Se ciascuno fa la sua parte, si costruisce un tessuto più omogeneo nella città e si crea un terreno,
calcando il quale nessuno debba sentirsi in esilio.
Per coltivare amicizia nei confronti della città, occorre imparare ogni giorno a rinnovare in noi
stessi le buone ragioni di una convivenza sociale che si nutre anche di un auspicabile senso di
appartenenza che fa amare il luogo in cui viviamo, ma che comporta anche la scelta di non avere
preconcetti nei confronti dell’altro. Si tratta di educare in noi un pregiudizio positivo a proposito di
qualsiasi persona che incontriamo. Sappiamo che la stima che il singolo avverte e sperimenta da
parte degli altri è uno dei migliori stimoli che favoriscono la crescita di ogni persona, anche di
quella più in difficoltà, e la aiutano a maturare uno stile di cittadinanza responsabile e affidabile.
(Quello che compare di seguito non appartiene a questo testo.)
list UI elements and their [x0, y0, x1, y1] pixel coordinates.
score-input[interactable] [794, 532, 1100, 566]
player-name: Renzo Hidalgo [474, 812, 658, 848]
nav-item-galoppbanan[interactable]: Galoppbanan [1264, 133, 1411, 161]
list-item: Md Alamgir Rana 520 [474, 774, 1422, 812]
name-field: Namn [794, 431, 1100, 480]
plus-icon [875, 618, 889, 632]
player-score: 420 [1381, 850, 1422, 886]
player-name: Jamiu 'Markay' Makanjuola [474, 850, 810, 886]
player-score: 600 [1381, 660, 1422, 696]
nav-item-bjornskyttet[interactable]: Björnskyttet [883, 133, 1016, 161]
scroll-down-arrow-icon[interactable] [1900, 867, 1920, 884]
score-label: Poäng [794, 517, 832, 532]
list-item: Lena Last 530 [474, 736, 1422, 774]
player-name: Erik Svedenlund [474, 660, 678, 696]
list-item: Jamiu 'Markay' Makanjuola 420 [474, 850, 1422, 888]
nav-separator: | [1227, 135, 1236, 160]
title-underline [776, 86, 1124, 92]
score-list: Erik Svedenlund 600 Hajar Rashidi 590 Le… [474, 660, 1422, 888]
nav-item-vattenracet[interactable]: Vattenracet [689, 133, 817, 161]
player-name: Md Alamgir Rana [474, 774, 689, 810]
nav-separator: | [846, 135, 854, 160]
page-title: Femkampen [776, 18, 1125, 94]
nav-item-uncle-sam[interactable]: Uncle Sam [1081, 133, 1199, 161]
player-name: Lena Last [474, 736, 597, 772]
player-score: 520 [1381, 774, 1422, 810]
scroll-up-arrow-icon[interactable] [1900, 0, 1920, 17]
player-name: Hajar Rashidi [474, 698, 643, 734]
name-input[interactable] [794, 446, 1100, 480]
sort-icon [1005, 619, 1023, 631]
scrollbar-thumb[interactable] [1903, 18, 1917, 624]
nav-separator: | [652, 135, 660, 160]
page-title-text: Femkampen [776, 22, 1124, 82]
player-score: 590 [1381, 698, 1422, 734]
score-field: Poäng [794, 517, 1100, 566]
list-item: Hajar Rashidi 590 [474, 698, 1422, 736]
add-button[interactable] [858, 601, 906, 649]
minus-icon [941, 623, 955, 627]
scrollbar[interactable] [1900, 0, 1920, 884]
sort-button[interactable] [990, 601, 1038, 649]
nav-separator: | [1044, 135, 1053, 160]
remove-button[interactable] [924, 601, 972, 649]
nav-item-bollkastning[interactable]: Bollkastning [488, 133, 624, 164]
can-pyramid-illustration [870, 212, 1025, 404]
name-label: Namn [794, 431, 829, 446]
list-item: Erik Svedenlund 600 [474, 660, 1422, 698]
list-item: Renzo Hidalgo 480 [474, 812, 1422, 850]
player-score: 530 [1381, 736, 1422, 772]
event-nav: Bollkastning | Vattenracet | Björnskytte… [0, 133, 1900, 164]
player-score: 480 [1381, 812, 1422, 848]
Un
fondamento di autentica umanità ci aiuta a riconoscere che ogni uomo è portatore di quella dignità
che io pure sento di avere ed è giusto rispondere alle esigenze che anch’io desidero colmare, perché
in caso contrario risulta compromesso il rispetto stesso che nutro per la mia umanità oltre che per la
vita dell’altro.
Coltivare amicizia per la città significa attuare uno sforzo condiviso di intelligenza e comprensione
comune, frequentare insieme tutti i luoghi, “abitare” e conoscere ogni angolo della città, visitarci gli
uni gli altri, fermarsi a parlare, non chiudersi nella paura, sorridersi. Questo plasma sicurezza
comune e ci arricchisce della possibilità di vivere in più luoghi.
Se saremo capaci di fare dei passi in questa direzione, nella nostra città nasceranno ponti di umanità
costruiti su piloni di solidarietà uniti da arcate di dialogo.